Sam Ellis

## 0) Prelims

In [3]:
from google.colab import drive
drive.mount('/content/gdrive')

Mounted at /content/gdrive


As a note to the reader: if you wish to run this notebook, you will need to make sure the following paths are correct. im_path must point to the elpv dataset, better_label_path must point to the train.csv, test_path must point to the test.csv, and the resnet paths must point to their corresponding parameter dictionaries. 

In [None]:
im_path = '/elpv-dataset'
train_path = 'train.csv'
test_path = 'test.csv'

res50_path = '/ResNetParams/resnet50.txt'
res101_path = '/ResNetParams/resnet101.txt'
res152_path = '/ResNetParams/resnet152.txt'

## 1) Net Model Classes + Misc

This is a simple implementation of ResNet architecture that allows the users to specify in_channels and num_classes. 

In [None]:
import torch
import torch.nn as nn

class block(nn.Module):
    def __init__(
        self, in_channels, intermediate_channels, identity_downsample=None, stride=1
    ):
        super(block, self).__init__()
        self.expansion = 4
        self.conv1 = nn.Conv2d(
            in_channels, intermediate_channels, kernel_size=1, stride=1, padding=0, bias=False
        )
        self.bn1 = nn.BatchNorm2d(intermediate_channels)
        self.conv2 = nn.Conv2d(
            intermediate_channels,
            intermediate_channels,
            kernel_size=3,
            stride=stride,
            padding=1,
            bias=False
        )
        self.bn2 = nn.BatchNorm2d(intermediate_channels)
        self.conv3 = nn.Conv2d(
            intermediate_channels,
            intermediate_channels * self.expansion,
            kernel_size=1,
            stride=1,
            padding=0,
            bias=False
        )
        self.bn3 = nn.BatchNorm2d(intermediate_channels * self.expansion)
        self.relu = nn.ReLU()
        self.identity_downsample = identity_downsample
        self.stride = stride

    def forward(self, x):
        identity = x.clone()

        x = self.conv1(x)
        x = self.bn1(x)
        x = self.relu(x)
        x = self.conv2(x)
        x = self.bn2(x)
        x = self.relu(x)
        x = self.conv3(x)
        x = self.bn3(x)

        if self.identity_downsample is not None:
            identity = self.identity_downsample(identity)

        x += identity
        x = self.relu(x)
        return x


class ResNet(nn.Module):
    def __init__(self, block, layers, image_channels, num_classes):
        super(ResNet, self).__init__()
        self.in_channels = 64
        self.conv1 = nn.Conv2d(image_channels, 64, kernel_size=7, stride=2, padding=3, bias=False)
        self.bn1 = nn.BatchNorm2d(64)
        self.relu = nn.ReLU()
        self.maxpool = nn.MaxPool2d(kernel_size=3, stride=2, padding=1)

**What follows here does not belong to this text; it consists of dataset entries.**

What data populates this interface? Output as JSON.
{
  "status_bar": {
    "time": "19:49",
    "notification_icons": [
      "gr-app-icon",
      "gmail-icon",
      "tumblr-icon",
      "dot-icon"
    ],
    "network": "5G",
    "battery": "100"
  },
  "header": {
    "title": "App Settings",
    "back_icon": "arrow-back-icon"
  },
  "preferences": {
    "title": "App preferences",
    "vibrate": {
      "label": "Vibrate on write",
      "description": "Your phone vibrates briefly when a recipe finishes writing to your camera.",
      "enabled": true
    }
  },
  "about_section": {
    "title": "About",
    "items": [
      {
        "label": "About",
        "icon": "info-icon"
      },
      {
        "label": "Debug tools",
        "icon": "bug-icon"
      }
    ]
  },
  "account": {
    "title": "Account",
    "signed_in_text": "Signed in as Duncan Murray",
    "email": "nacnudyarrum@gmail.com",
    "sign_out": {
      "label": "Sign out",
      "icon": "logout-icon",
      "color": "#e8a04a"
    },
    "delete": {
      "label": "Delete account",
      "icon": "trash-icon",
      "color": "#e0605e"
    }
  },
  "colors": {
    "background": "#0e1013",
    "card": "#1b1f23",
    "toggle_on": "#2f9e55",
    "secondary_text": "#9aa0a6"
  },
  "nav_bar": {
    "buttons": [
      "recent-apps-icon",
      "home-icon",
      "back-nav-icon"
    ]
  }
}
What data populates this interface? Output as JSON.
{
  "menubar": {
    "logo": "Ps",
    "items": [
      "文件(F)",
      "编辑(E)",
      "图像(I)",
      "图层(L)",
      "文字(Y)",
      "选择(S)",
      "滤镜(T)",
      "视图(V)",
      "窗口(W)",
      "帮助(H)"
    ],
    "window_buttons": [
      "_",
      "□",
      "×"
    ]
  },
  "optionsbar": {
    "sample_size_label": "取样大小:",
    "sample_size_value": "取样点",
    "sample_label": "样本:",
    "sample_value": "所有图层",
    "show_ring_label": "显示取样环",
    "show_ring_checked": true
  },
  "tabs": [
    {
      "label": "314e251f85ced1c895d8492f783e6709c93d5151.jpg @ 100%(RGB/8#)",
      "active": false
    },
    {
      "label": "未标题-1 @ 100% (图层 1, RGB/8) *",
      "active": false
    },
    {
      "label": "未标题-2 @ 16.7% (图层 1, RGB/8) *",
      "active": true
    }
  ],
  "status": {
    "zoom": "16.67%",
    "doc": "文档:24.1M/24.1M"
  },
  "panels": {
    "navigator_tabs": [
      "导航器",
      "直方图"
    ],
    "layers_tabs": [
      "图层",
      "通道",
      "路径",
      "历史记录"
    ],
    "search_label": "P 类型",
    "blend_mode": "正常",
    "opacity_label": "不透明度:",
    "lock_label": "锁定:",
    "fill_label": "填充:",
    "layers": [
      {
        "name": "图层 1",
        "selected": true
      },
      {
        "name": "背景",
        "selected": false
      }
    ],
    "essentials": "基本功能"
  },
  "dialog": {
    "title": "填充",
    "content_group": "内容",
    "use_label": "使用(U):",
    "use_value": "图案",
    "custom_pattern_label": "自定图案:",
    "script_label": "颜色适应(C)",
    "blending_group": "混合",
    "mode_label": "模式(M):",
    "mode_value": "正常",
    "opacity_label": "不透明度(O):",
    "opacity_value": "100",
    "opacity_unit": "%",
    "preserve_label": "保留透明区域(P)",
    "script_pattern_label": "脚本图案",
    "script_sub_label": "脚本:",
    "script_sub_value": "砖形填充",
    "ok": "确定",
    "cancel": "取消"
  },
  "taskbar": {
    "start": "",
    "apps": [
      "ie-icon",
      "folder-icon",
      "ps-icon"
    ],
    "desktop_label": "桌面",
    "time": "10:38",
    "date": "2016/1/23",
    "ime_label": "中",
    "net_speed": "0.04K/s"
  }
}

        self.layer1 = self._make_layer(
            block, layers[0], intermediate_channels=64, stride=1
        )
        self.layer2 = self._make_layer(
            block, layers[1], intermediate_channels=128, stride=2
        )
        self.layer3 = self._make_layer(
            block, layers[2], intermediate_channels=256, stride=2
        )
        self.layer4 = self._make_layer(
            block, layers[3], intermediate_channels=512, stride=2
        )

        self.avgpool = nn.AdaptiveAvgPool2d((1, 1))
        self.fc = nn.Linear(512 * 4, num_classes)

    def forward(self, x):
        x = self.conv1(x)
        x = self.bn1(x)
        x = self.relu(x)
        x = self.maxpool(x)
        x = self.layer1(x)
        x = self.layer2(x)
        x = self.layer3(x)
        x = self.layer4(x)

        x = self.avgpool(x)
        x = x.reshape(x.shape[0], -1)
        x = self.fc(x)

        return x

    def _make_layer(self, block, num_residual_blocks, intermediate_channels, stride):
        identity_downsample = None
        layers = []

        if stride != 1 or self.in_channels != intermediate_channels * 4:
            identity_downsample = nn.Sequential(
                nn.Conv2d(
                    self.in_channels,
                    intermediate_channels * 4,
                    kernel_size=1,
                    stride=stride,
                    bias=False
                ),
                nn.BatchNorm2d(intermediate_channels * 4),
            )

        layers.append(
            block(self.in_channels, intermediate_channels, identity_downsample, stride)
        )
        self.in_channels = intermediate_channels * 4
        for i in range(num_residual_blocks - 1):
            layers.append(block(self.in_channels, intermediate_channels))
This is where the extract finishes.